26 Ekim 2011

Allah İçin Sevmek Lazım!

Geçen gün yurtdışıyla, İsveç ile bir görüşme yaptım. Gördünüz adam daha ilk “selamünaleyküm, insanlar birbirini burada sevmiyor” dedi. Ne kadar bunalmış adam ki! Ki hayatın içinden bir bölüm yani. Ve samimi ifadesiyle adam bak ilk başına gelen belayı, başındaki rahatsızlığı söylüyor. En canını yakan şeyi söylüyor. “Kimse birbirini sevmiyor”. Doğru. Ben de sevgi gösterdiğimde şaşırıyorlar. “Bu neyin nesi Allah aşkına? Sevgi gösteriyorsun falan? Bu ne anlama geliyor bu?” diyor. Adam böyle turist takılıyor, şaşırıyor, hayret ediyor. Sevgiye o kadar yabancılaşmışlar ve o kadar hayret ediyorlar sevgiye. Kuşkuyla bakıyor sevgiye. 


“Olamaz ya, insan bir çıkarı olmadıktan sonra birbirini sevemez.” diyor. Zaten gösterdikleri sevgi de yapmacık oluyor bayağı bir kısmının. Önemli bir kesimin yaptığı sevgi de yapmacık oluyor. Onun için hep böyle abus, soğuk, sevgisiz yüzler dünyaya yayılıyor. Çarşıya pazara çıkıyor insanlar; bir karış suratları var.
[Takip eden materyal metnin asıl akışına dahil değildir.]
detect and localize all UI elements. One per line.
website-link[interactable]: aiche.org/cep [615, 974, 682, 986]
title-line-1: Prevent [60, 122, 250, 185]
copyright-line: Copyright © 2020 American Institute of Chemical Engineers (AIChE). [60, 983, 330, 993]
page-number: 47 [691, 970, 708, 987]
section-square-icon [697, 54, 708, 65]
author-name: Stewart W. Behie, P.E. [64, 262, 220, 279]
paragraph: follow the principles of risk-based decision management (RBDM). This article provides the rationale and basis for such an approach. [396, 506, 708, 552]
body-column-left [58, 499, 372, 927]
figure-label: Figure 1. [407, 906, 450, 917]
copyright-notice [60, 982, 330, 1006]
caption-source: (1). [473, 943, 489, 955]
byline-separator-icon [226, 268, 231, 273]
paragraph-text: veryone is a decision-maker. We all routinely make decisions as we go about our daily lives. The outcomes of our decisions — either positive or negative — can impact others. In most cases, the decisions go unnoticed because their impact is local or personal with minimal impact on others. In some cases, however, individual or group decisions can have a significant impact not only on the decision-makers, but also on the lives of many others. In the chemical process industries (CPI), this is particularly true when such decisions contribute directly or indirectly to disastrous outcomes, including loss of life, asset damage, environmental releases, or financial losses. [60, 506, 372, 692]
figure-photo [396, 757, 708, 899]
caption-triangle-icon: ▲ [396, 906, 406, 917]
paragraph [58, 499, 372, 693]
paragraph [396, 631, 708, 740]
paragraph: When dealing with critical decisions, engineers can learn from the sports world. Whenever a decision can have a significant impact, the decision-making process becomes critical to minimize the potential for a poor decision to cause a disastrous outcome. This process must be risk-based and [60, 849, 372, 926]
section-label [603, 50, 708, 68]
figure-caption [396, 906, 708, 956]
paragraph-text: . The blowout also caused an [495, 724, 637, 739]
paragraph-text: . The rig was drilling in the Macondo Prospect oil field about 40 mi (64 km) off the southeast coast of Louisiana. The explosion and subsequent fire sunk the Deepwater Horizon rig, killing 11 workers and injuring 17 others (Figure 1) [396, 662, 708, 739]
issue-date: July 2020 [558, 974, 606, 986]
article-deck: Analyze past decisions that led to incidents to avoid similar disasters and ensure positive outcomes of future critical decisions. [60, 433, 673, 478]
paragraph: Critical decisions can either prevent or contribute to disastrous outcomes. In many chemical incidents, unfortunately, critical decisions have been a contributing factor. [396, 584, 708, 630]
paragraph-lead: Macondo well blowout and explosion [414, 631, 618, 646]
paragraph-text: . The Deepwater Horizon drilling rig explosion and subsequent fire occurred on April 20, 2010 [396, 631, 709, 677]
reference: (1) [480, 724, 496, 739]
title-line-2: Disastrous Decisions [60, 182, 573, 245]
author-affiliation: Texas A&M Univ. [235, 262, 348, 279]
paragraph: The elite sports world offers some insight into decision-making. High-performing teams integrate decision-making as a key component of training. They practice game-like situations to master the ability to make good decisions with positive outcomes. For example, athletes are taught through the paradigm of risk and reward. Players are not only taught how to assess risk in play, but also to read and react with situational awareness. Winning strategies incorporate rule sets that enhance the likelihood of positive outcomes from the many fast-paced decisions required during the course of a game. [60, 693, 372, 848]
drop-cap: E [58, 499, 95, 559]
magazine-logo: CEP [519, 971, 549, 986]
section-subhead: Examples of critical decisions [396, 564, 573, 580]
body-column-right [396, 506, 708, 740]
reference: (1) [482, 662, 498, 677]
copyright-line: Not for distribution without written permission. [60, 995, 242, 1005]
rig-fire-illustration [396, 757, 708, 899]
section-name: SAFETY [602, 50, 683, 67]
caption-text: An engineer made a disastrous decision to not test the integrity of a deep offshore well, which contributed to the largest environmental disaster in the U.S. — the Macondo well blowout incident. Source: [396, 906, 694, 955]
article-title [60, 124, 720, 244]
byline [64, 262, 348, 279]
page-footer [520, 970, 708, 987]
Yüzler gülmüyor. Kimse kimsenin yüzüne bakmıyor. Kimse kimseye selam vermiyor. Selam verse zaten kuşkuyla bakıyor. “Ne oldu?” falan arkasına dönüp bakıyor. “Bu neyin nesi ya?” falan diyor. Aleyhine bir şey zannediyor. 


Çok korkunç bir şey bu. Bu büyük bir milli felakettir. Bütün dünya için bir felakettir. İşte Hz. Mehdi (as)’ın lüzumunun en büyük alametlerinden biri de budur; dünyanın bu derece sevgisiz, bu kadar birbirine kuşkuyla bakan, bu kadar birbirinegüvenemeyen, bu kadar ürkütücü olması. 
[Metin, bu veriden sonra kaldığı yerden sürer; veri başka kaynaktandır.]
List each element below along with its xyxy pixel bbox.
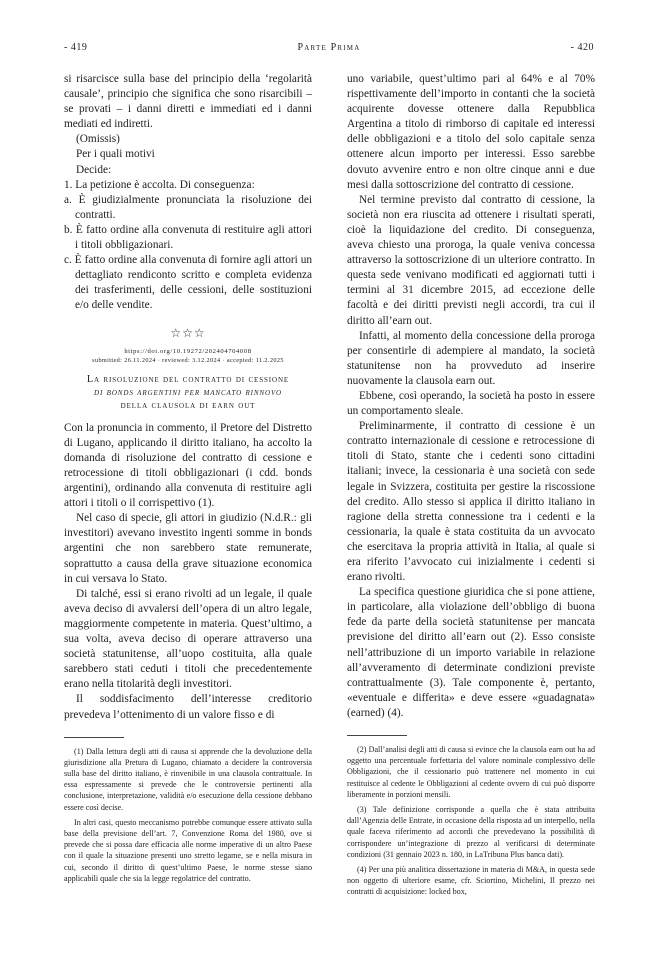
footnote-divider <box>347 735 407 736</box>
paragraph: Con la pronuncia in commento, il Pretore del Distretto di Lugano, applicando il diritto italiano, ha accolto la domanda di risoluzione del contratto di cessione e retrocessione di titoli obbligazionari (i cdd. bonds argentini), ordinando alla convenuta di restituire agli attori i titoli o il corrispettivo (1). <box>64 421 312 510</box>
paragraph: uno variabile, quest’ultimo pari al 64% e al 70% rispettivamente dell’importo in contanti che la società acquirente dovesse ottenere dalla Repubblica Argentina a titolo di rimborso di capitale ed interessi delle obbligazioni e a titolo del solo capitale senza ottenere alcun importo per interessi. Esso sarebbe dovuto avvenire entro e non oltre cinque anni e due mesi dalla sottoscrizione del contratto di cessione. <box>347 73 595 191</box>
decision-list <box>64 178 312 314</box>
page-number-left: - 419 <box>64 42 88 53</box>
article-title <box>64 373 312 413</box>
paragraph: Nel termine previsto dal contratto di cessione, la società non era riuscita ad ottenere i risultati sperati, cioè la liquidazione del credito. Di conseguenza, aveva chiesto una proroga, la quale veniva concessa attraverso la sottoscrizione di un ulteriore contratto. In questa sede venivano modificati ed aggiornati tutti i termini al 31 dicembre 2015, ad eccezione delle facoltà e dei diritti previsti negli accordi, tra cui il diritto all’earn out. <box>347 193 595 327</box>
footnote: (1) Dalla lettura degli atti di causa si apprende che la devoluzione della giurisdizione alla Pretura di Lugano, chiamato a decidere la controversia sulla base del diritto italiano, è rinvenibile in una clausola contrattuale. In essa espressamente si prevede che le controversie pertinenti alla conclusione, interpretazione, validità e/o esecuzione della cessione debbano essere così decise. <box>64 746 312 812</box>
paragraph: Ebbene, così operando, la società ha posto in essere un comportamento sleale. <box>347 389 595 418</box>
footnotes-right <box>347 744 595 898</box>
list-item: 1. La petizione è accolta. Di conseguenza: <box>64 178 255 191</box>
paragraph: Preliminarmente, il contratto di cessione è un contratto internazionale di cessione e retrocessione di titoli di Stato, stante che i cedenti sono cittadini italiani; invece, la cessionaria è una società con sede legale in Svizzera, costituita per gestire la riscossione del credito. Allo stesso si applica il diritto italiano in ragione della stretta connessione tra i cedenti e la cessionaria, la quale è stata costituita da un avvocato che esercitava la propria attività in Italia, al quale si era riferito l’avvocato cui inizialmente i cedenti si erano rivolti. <box>347 420 595 584</box>
paragraph: Infatti, al momento della concessione della proroga per consentirle di adempiere al mandato, la società statunitense non ha provveduto ad inserire nuovamente la clausola earn out. <box>347 329 595 387</box>
list-item: c. È fatto ordine alla convenuta di fornire agli attori un dettagliato rendiconto scritto e completa evidenza dei trasferimenti, delle cessioni, delle sostituzioni e/o delle vendite. <box>64 254 312 312</box>
right-column <box>347 72 595 902</box>
section-separator-stars: ☆☆☆ <box>170 325 206 340</box>
footnote: (2) Dall’analisi degli atti di causa si evince che la clausola earn out ha ad oggetto una percentuale forfettaria del valore nominale complessivo delle Obbligazioni, che il cessionario può trattenere nel momento in cui restituisce al cedente le Obbligazioni al cedente ovvero di cui può disporre liberamente in porzioni mensili. <box>347 745 595 799</box>
paragraph: Nel caso di specie, gli attori in giudizio (N.d.R.: gli investitori) avevano investito ingenti somme in bonds argentini che non sarebbero state remunerate, soprattutto a causa della grave situazione economica in cui versava lo Stato. <box>64 512 312 585</box>
commentary-text-continued <box>347 72 595 721</box>
doi-link[interactable]: https://doi.org/10.19272/202404704008 <box>124 347 252 355</box>
judgment-text <box>64 72 312 178</box>
omissis: (Omissis) <box>76 133 120 146</box>
decide-line: Decide: <box>76 163 112 176</box>
footnotes-left <box>64 746 312 884</box>
footnote: In altri casi, questo meccanismo potrebbe comunque essere attivato sulla base della previsione dell’art. 7, Convenzione Roma del 1980, ove si prevede che si possa dare efficacia alle norme imperative di un altro Paese con il quale la situazione presenti uno stretto legame, se e nella misura in cui, secondo il diritto di quest’ultimo Paese, le norme stesse siano applicabili quale che sia la legge regolatrice del contratto. <box>64 817 312 883</box>
left-column <box>64 72 312 888</box>
list-item: b. È fatto ordine alla convenuta di restituire agli attori i titoli obbligazionari. <box>64 223 312 252</box>
page-header <box>64 42 594 58</box>
article-title-line: di bonds argentini per mancato rinnovo <box>94 386 282 398</box>
paragraph: si risarcisce sulla base del principio della ‘regolarità causale’, principio che significa che sono risarcibili – se provati – i danni diretti e immediati ed i danni mediati ed indiretti. <box>64 73 312 131</box>
motivi-line: Per i quali motivi <box>76 148 155 161</box>
article-title-line: La risoluzione del contratto di cessione <box>86 373 290 385</box>
submission-dates: submitted: 26.11.2024 · reviewed: 3.12.2024 · accepted: 11.2.2025 <box>92 356 284 364</box>
page-number-right: - 420 <box>570 42 594 53</box>
article-title-line: della clausola di earn out <box>120 400 256 412</box>
paragraph: Di talché, essi si erano rivolti ad un legale, il quale aveva deciso di avvalersi dell’opera di un altro legale, maggiormente competente in materia. Quest’ultimo, a sua volta, aveva deciso di operare attraverso una società statunitense, all’uopo costituita, alla quale sarebbero stati ceduti i titoli che precedentemente erano nella titolarità degli investitori. <box>64 587 312 691</box>
commentary-text <box>64 421 312 723</box>
running-head: Parte Prima <box>297 42 361 53</box>
paragraph: Il soddisfacimento dell’interesse creditorio prevedeva l’ottenimento di un valore fisso e di <box>64 693 312 721</box>
list-item: a. È giudizialmente pronunciata la risoluzione dei contratti. <box>64 193 312 221</box>
footnote: (4) Per una più analitica dissertazione in materia di M&A, in questa sede non oggetto di ulteriore esame, cfr. Sciortino, Michelini, Il prezzo nei contratti di acquisizione: locked box, <box>347 865 595 897</box>
footnote: (3) Tale definizione corrisponde a quella che è stata attribuita dall’Agenzia delle Entrate, in occasione della risposta ad un interpello, nella quale faceva riferimento ad accordi che prevedevano la possibilità di corrispondere un’integrazione di prezzo al verificarsi di determinate condizioni (31 gennaio 2023 n. 180, in LaTribuna Plus banca dati). <box>347 805 595 859</box>
paragraph: La specifica questione giuridica che si pone attiene, in particolare, alla violazione dell’obbligo di buona fede da parte della società statunitense per mancata previsione del diritto all’earn out (2). Esso consiste nell’attribuzione di un importo variabile in relazione all’avveramento di determinate condizioni previste contrattualmente (3). Tale componente è, pertanto, «eventuale e differita» e deve essere «guadagnata» (earned) (4). <box>347 586 595 719</box>
footnote-divider <box>64 737 124 738</box>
Mesela Yunanistan’a gidiyor adam, yalnızlık çekiyor. Kimseden bir selam almıyor. Mesela lokantaya oturuyor, herkes onu yabancılar. Kimse kimseye sevgi göstermiyor. Ancak lokantaya gelen garson “hoş geldiniz” diyor, güler yüz gösteriyor ama onun parasına karşılık yapıyor tabii. Birçok yerde öyle. Adam para vermese onun yüzüne hiçbir şekilde gülmez. Hatta kovarlar. 


Mesela bir yere gidiyor adam, güler yüzle karşılaşıyor, ama çıkarı olduğu için. Yani oradan ticaret elde edeceğini düşündüğü için. Bunlar çok ürkütücü. Halbuki Allah için sevmek lazım. Mesela bak Hz. İbrahim (as)’a misafir geliyor; daha gelir gelmez seviniyor. “Gelin hemen” diyor, “oturun, rahat edin.” Hemen buzağı kesiyor. Hemen onu pişirttiriyor. Süt, yoğurt getiriyor, ikram ediyor. Tanımaz bilmez. Ve rica ediyor, “gitmeyin, kalın” diyor. Mesela diğer peygamberlerde de bunu görüyoruz. Birini görüyor, hemen ağırlama peşinde. Hemen “Allah rızası için oturun, kalın” işte “yiyelim, içelim” böyle hep muhabbet peşinde. Adam şimdi çıkarı olmadan muhatap dahi olmuyor. Halbuki peygamberlerin orada hiçbir çıkarı yok. Bir misafir, dışarıdan gelen bir misafir.